The good and the bad of National Telecom Policy 2012

NTP 2012 has several proposals. Some are imaginative and potentially path-breaking, while others are vague

r-swaminathan

R Swaminathan | June 6, 2012




There’s a dog-eared saying among Internet and telecommunication veterans. In the digital world a week is akin to a month and a month is a year. Thirteen years, then, is an era. No wonder the National Telecom Policy 2012, which has replaced the policy of 1999, has generated such a lot of buzz. Most of the attention has centered on the proposed one-time spectrum fee, delinking of spectrum from licence, spectrum sharing, trading, re-farming and pooling and licence renewal fee. The last has not been heard on spectrum pricing as the Telecom Regulatory Authority of India (TRAI) is slated to present a detailed analysis to the Department of Telecom (DoT) before the ministerial meeting on June 5, 2012.

But the NTP 2012 is not just about spectrum. Lost in the glare of the limelight on spectrum are several other proposals. Some are imaginative and potentially path-breaking, while others are at best vague and at worst downright silly. First up, let’s take up the good bits. The most imaginative set of stated aims from NTP 2012 deal with looking at mobile phone as a device for transaction, governance and empowerment, use of cloud computing and the convergence of network, services and devices.  If mobile phones are actually paired and synchronised with other devices and cloud is used to store transaction and non-transaction data and provide services, a real governance revolution is possible. Every attempt towards digitising government data and roll out of e-governance and m-governance initiatives has met with single-minded intransigence from sections of the bureaucracy.  The last couple of years have been particularly difficult, witnessing a concerted sniping campaign against cloud computing using the cover of security. Some security concerns are genuine, but most are what the old world English gentlemen would call balderdash. NTP 2012, in a sense, makes a clean break from the naysayers recognising the potential of cloud computing, convergence and mobile phones. There is, of course, another saying derived from the old world English habit of drinking endless cups of tea that is an appropriate caveat. There is many a slip between the cup and lip.

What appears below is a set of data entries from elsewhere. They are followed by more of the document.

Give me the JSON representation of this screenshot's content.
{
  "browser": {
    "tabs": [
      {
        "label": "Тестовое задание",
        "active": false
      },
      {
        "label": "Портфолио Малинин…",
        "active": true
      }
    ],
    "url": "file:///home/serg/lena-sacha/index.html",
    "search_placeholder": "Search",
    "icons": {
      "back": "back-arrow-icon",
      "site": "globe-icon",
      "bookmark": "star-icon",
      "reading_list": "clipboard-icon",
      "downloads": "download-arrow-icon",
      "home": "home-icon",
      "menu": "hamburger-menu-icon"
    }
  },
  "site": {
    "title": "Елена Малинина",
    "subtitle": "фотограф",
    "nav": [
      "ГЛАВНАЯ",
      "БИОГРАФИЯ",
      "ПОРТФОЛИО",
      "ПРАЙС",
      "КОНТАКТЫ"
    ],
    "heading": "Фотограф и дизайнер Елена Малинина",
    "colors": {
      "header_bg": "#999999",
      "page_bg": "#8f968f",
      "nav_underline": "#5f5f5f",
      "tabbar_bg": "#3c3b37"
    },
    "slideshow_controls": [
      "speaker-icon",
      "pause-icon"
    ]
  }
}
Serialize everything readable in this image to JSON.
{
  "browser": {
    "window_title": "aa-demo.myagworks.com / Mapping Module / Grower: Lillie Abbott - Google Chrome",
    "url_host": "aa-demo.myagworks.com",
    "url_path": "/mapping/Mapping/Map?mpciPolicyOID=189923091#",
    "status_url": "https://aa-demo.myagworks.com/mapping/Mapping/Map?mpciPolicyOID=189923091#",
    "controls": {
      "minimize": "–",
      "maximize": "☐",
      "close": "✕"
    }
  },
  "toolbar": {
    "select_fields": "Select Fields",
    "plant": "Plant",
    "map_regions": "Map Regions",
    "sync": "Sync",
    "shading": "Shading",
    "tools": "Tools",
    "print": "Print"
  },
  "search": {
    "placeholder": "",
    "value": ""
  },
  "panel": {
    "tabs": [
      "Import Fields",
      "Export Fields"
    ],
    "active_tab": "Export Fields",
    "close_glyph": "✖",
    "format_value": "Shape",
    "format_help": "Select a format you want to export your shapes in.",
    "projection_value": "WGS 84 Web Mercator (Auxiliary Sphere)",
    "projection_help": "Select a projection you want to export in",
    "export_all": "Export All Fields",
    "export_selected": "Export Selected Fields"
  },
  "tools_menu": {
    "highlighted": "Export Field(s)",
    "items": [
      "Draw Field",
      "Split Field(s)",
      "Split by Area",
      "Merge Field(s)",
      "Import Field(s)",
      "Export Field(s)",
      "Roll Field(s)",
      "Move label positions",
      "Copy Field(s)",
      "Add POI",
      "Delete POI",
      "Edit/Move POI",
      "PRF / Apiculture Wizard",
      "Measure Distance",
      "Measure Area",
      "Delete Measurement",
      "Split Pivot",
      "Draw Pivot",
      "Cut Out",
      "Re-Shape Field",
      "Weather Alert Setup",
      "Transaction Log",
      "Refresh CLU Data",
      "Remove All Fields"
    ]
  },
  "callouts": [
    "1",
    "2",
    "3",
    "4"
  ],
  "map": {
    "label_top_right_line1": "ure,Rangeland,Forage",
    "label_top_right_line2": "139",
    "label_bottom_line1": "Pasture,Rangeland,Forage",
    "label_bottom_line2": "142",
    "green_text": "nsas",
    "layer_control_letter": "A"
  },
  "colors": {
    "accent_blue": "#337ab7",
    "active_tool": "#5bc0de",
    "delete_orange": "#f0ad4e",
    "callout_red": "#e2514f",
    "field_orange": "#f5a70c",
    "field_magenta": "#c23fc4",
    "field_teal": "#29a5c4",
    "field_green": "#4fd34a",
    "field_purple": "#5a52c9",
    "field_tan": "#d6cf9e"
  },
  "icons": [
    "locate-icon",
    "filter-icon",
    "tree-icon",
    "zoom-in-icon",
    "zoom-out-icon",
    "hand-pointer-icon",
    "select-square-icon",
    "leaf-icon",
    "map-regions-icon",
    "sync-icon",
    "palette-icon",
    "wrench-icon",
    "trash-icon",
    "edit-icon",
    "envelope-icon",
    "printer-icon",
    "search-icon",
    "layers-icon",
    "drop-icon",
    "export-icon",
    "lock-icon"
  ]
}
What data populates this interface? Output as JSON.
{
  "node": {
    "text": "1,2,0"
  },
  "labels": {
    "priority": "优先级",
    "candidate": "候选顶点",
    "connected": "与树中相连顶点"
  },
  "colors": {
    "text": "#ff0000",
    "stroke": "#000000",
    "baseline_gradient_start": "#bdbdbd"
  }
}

For long, the Indian consumer has been gypped by the telecom companies, both private and public, on the back of a vague definition of what actually constituted a broadband connection. The manner in which the telecom companies have been stretching the ‘up to’ in ‘up to 2 mbps’ would have put the great Houdini to shame. While on paper we have been at the international bare minimum threshold of broadband – a minimum of 2mbps – for several years, the reality always ranged anywhere between 256 kbps to 512 kbps. The NTP 2012 clears up the air finally. An internet connection sold by a telecom company cannot be termed as broadband unless there is a guaranteed minimum speed of 2 mbps. It’s not a big leap in terms of international standards, where broadband speeds routinely touch 8 mbps, but it’s a step in the right direction. By setting this explicit standard, NTP 2012 implicitly recognises that the digital governance mindset has to move from just provisioning of bandwidth to providing quality bandwidth.

Roaming charges have been an unending puzzle for the Indian consumer. No one really knows, even till today, how roaming charges are calculated and why it differs so drastically not only from one service provider to another but also from one customer to another. With increasing use of smartphones and mobile internet, the puzzle has only got complicated. NTP 2012 abolishes roaming charges. The much harried consumer, however, will have to wait a little longer as the Department of Telecom (DoT) still has to work out the modalities of implementing a nation-wide mobile number portability service.

Now, let’s take up vague bits of the policy. The policy’s stated aim is to increase rural teledensity from the current 39 percent to 70 percent by the year 2017 and finally to 100% by the year 2020. How it plans to do that is not clear. There is a note of caution that needs to be sounded here. The National Broadband Plan of 2004 had set up a relatively modest target of piping in broadband connections (up to 512kbps) to 20 million households by 2010. Just about 13 million homes have been reached till May 2012. As the broadband plan shows, setting up targets is the easy part. How to go about achieving it is the tough part.

The NTP 2012 states that it seeks to make India a ‘global manufacturing hub’ for telecommunications hardware in order to ensure that the prices of devices come down in India. The critical pieces of ‘by when’ and ‘how’, which are not mentioned at all in the NTP, are dependent on the Electronics Manufacturing Policy. The Electronics Manufacturing Policy, by the way, is still in the drafting stage and will have to go through the Cabinet.

Let’s take up two silly bits to underscore the silliness quotient of the policy. Here’s the first bit. The NTP advocates the adoption of new generation networks and IPV6. Here’s the truth. Not only India, but all countries of the world will have to move towards IPV6 because the Internet Protocol addresses, which is the unique number that identifies users and websites, in the IPV4 series is rapidly running out. There is no other option but to move to IPV6.

The second bit is this: “The policy envisions providing secure, reliable, affordable and high quality converged telecommunication services anytime, anywhere for an accelerated inclusive socio-economic development.” It sounds very good and important. Now, can someone tell me what does it really mean?